In 2007, I had just come through the twin tragedies of divorce and my mother’s death after her long battle with cancer. One night I thought, “If I don’t write something to make myself laugh, I’ll never stop crying.” The next morning Birdie appeared, dangling from a window, trying to escape from the man whose pocket she’d picked. That first scene in Treasure Me wasn’t plotted out. It rose from my subconscious in a mad flurry of typing.

As the book progressed, I enjoyed the challenge of making Birdie sympathetic to readers. Why should any of us care about a thief? By mid-story, it becomes clear why she’s led her chosen life, and why she wants to change. I’m an adoptive mother of four children, and some of Birdie’s characterization undoubtedly arises from the experience. Whether you’re talking about my kids or a character like Birdie, the facts are clear: children who have suffered abuse and neglect do not always reach adulthood as model citizens. It takes time to heal their wounds and get them to trust in a mother’s forever-love—something Birdie experiences when she meets Liberty’s town matriarch, the fiery Theodora.

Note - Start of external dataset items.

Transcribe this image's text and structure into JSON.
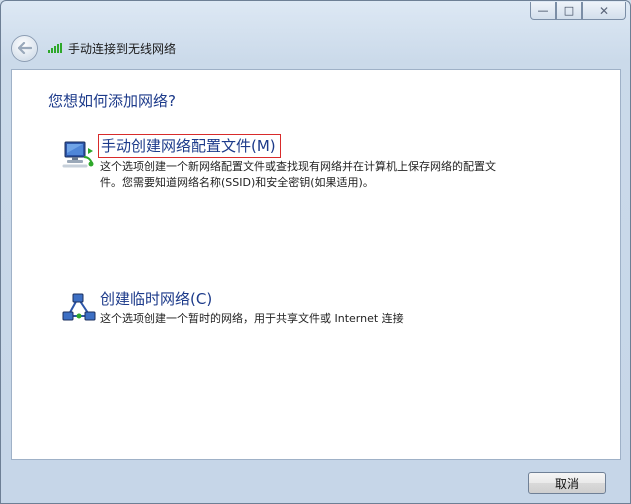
{
  "window": {
    "title": "手动连接到无线网络",
    "caption": {
      "minimize": "—",
      "maximize": "□",
      "close": "✕"
    }
  },
  "main": {
    "question": "您想如何添加网络?",
    "options": [
      {
        "title": "手动创建网络配置文件(M)",
        "desc_line1": "这个选项创建一个新网络配置文件或查找现有网络并在计算机上保存网络的配置文",
        "desc_line2": "件。您需要知道网络名称(SSID)和安全密钥(如果适用)。",
        "icon": "network-computer-icon"
      },
      {
        "title": "创建临时网络(C)",
        "desc": "这个选项创建一个暂时的网络，用于共享文件或 Internet 连接",
        "icon": "ad-hoc-network-icon"
      }
    ]
  },
  "footer": {
    "cancel_label": "取消"
  },
  "colors": {
    "link_blue": "#1c3a8a",
    "highlight_red": "#d82b2b",
    "signal_green": "#2ea82a"
  }
}
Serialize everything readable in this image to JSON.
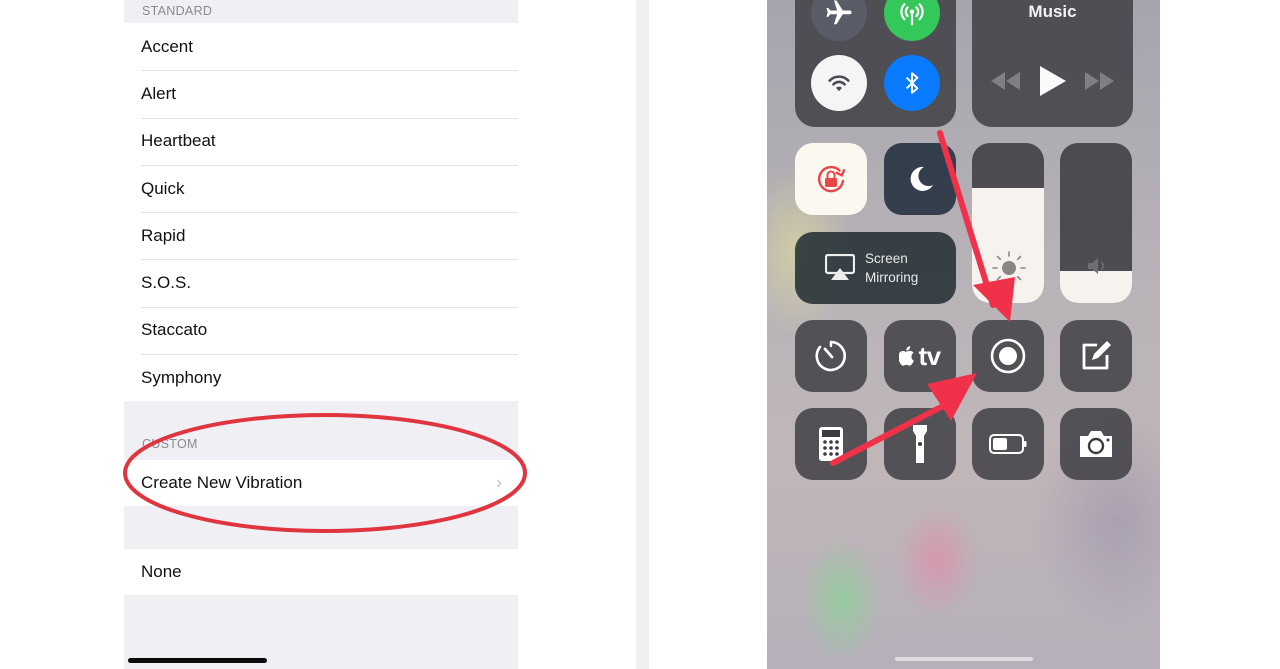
{
  "left_panel": {
    "standard_header": "STANDARD",
    "standard_items": [
      {
        "label": "Accent"
      },
      {
        "label": "Alert"
      },
      {
        "label": "Heartbeat"
      },
      {
        "label": "Quick"
      },
      {
        "label": "Rapid"
      },
      {
        "label": "S.O.S."
      },
      {
        "label": "Staccato"
      },
      {
        "label": "Symphony"
      }
    ],
    "custom_header": "CUSTOM",
    "custom_item": {
      "label": "Create New Vibration",
      "chevron": "chevron-right-icon"
    },
    "none_item": {
      "label": "None"
    },
    "annotation_color": "#e0343f"
  },
  "control_center": {
    "connectivity": {
      "airplane": {
        "icon": "airplane-icon",
        "state": "off"
      },
      "cellular": {
        "icon": "cellular-antenna-icon",
        "state": "on",
        "color": "#34c759"
      },
      "wifi": {
        "icon": "wifi-icon",
        "state": "on"
      },
      "bluetooth": {
        "icon": "bluetooth-icon",
        "state": "on",
        "color": "#0a7aff"
      }
    },
    "music": {
      "title": "Music",
      "controls": [
        "rewind-icon",
        "play-icon",
        "fast-forward-icon"
      ]
    },
    "orientation_lock": {
      "icon": "orientation-lock-icon",
      "state": "on",
      "color": "#e5474b"
    },
    "do_not_disturb": {
      "icon": "moon-icon",
      "state": "off"
    },
    "screen_mirroring": {
      "line1": "Screen",
      "line2": "Mirroring",
      "icon": "airplay-icon"
    },
    "brightness": {
      "icon": "sun-icon",
      "level": 0.72
    },
    "volume": {
      "icon": "speaker-icon",
      "level": 0.2
    },
    "row3": [
      {
        "name": "timer",
        "icon": "timer-icon"
      },
      {
        "name": "apple-tv",
        "icon": "apple-tv-icon",
        "label": "tv"
      },
      {
        "name": "screen-recording",
        "icon": "screen-record-icon"
      },
      {
        "name": "notes",
        "icon": "notes-icon"
      }
    ],
    "row4": [
      {
        "name": "calculator",
        "icon": "calculator-icon"
      },
      {
        "name": "flashlight",
        "icon": "flashlight-icon"
      },
      {
        "name": "low-power-mode",
        "icon": "battery-icon"
      },
      {
        "name": "camera",
        "icon": "camera-icon"
      }
    ],
    "arrow_color": "#f0314a"
  }
}
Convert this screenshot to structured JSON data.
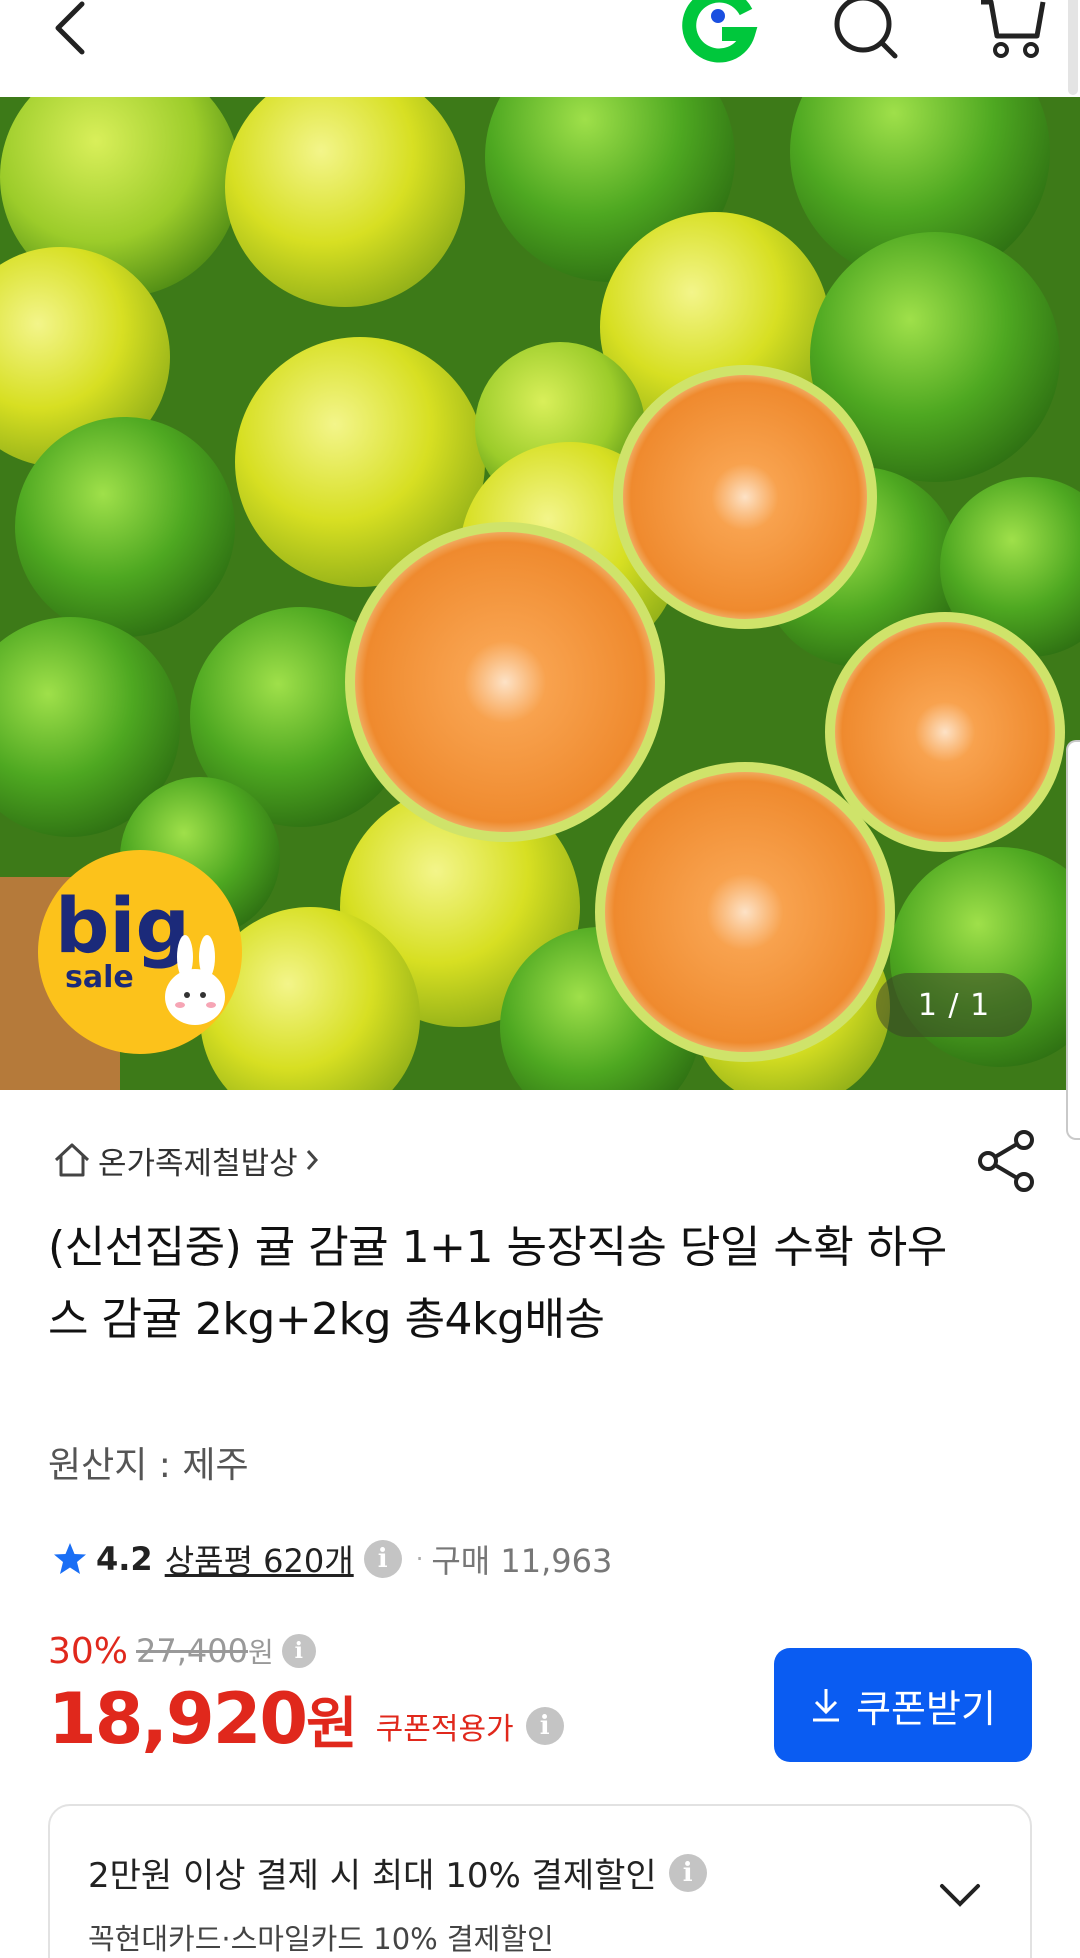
{
  "header": {
    "back_icon": "chevron-left-icon",
    "logo_icon": "g-logo-icon",
    "search_icon": "search-icon",
    "cart_icon": "cart-icon"
  },
  "hero": {
    "page_indicator": "1 / 1",
    "badge": {
      "big": "big",
      "sale": "sale"
    }
  },
  "store": {
    "name": "온가족제철밥상"
  },
  "product": {
    "title": "(신선집중) 귤 감귤 1+1 농장직송 당일 수확 하우스 감귤 2kg+2kg 총4kg배송",
    "origin": "원산지 : 제주"
  },
  "rating": {
    "score": "4.2",
    "reviews": "상품평 620개",
    "sold": "구매 11,963"
  },
  "price": {
    "discount_rate": "30%",
    "original": "27,400",
    "original_unit": "원",
    "final": "18,920",
    "final_unit": "원",
    "coupon_label": "쿠폰적용가",
    "coupon_button": "쿠폰받기"
  },
  "payment_discount": {
    "title": "2만원 이상 결제 시 최대 10% 결제할인",
    "subtitle": "꼭현대카드·스마일카드 10% 결제할인"
  },
  "colors": {
    "sale_red": "#e0281c",
    "coupon_blue": "#0a5cf2",
    "brand_green": "#00c73c"
  }
}
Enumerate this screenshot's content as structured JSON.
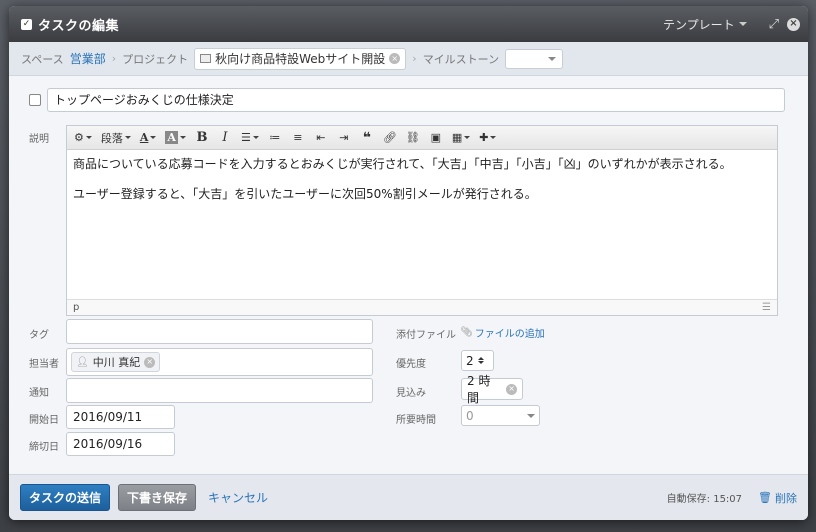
{
  "dialog": {
    "title": "タスクの編集",
    "template_label": "テンプレート"
  },
  "breadcrumb": {
    "space_label": "スペース",
    "space_value": "営業部",
    "project_label": "プロジェクト",
    "project_value": "秋向け商品特設Webサイト開設",
    "milestone_label": "マイルストーン",
    "milestone_value": ""
  },
  "task": {
    "subject": "トップページおみくじの仕様決定"
  },
  "description": {
    "label": "説明",
    "toolbar": {
      "paragraph_label": "段落"
    },
    "lines": [
      "商品についている応募コードを入力するとおみくじが実行されて、「大吉」「中吉」「小吉」「凶」のいずれかが表示される。",
      "ユーザー登録すると、「大吉」を引いたユーザーに次回50%割引メールが発行される。"
    ],
    "path_indicator": "p"
  },
  "fields": {
    "tag_label": "タグ",
    "tag_value": "",
    "assignee_label": "担当者",
    "assignee_value": "中川 真紀",
    "notify_label": "通知",
    "notify_value": "",
    "start_label": "開始日",
    "start_value": "2016/09/11",
    "due_label": "締切日",
    "due_value": "2016/09/16",
    "attachment_label": "添付ファイル",
    "attachment_link": "ファイルの追加",
    "priority_label": "優先度",
    "priority_value": "2",
    "estimate_label": "見込み",
    "estimate_value": "2 時間",
    "actual_label": "所要時間",
    "actual_value": "0"
  },
  "footer": {
    "submit_label": "タスクの送信",
    "draft_label": "下書き保存",
    "cancel_label": "キャンセル",
    "autosave_text": "自動保存: 15:07",
    "delete_label": "削除"
  }
}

Here’s a secret, or two: When I penned Treasure Me, I had no idea I’d end up living in Charleston, South Carolina. And Birdie’s ancestors, the Postells, are also drawn from fact: my French ancestors arrived in Charleston in 1681. Folks here may think of me as just another Northerner invading their beautiful city, but I’m probably related to half the Postells in the proud state of South Carolina.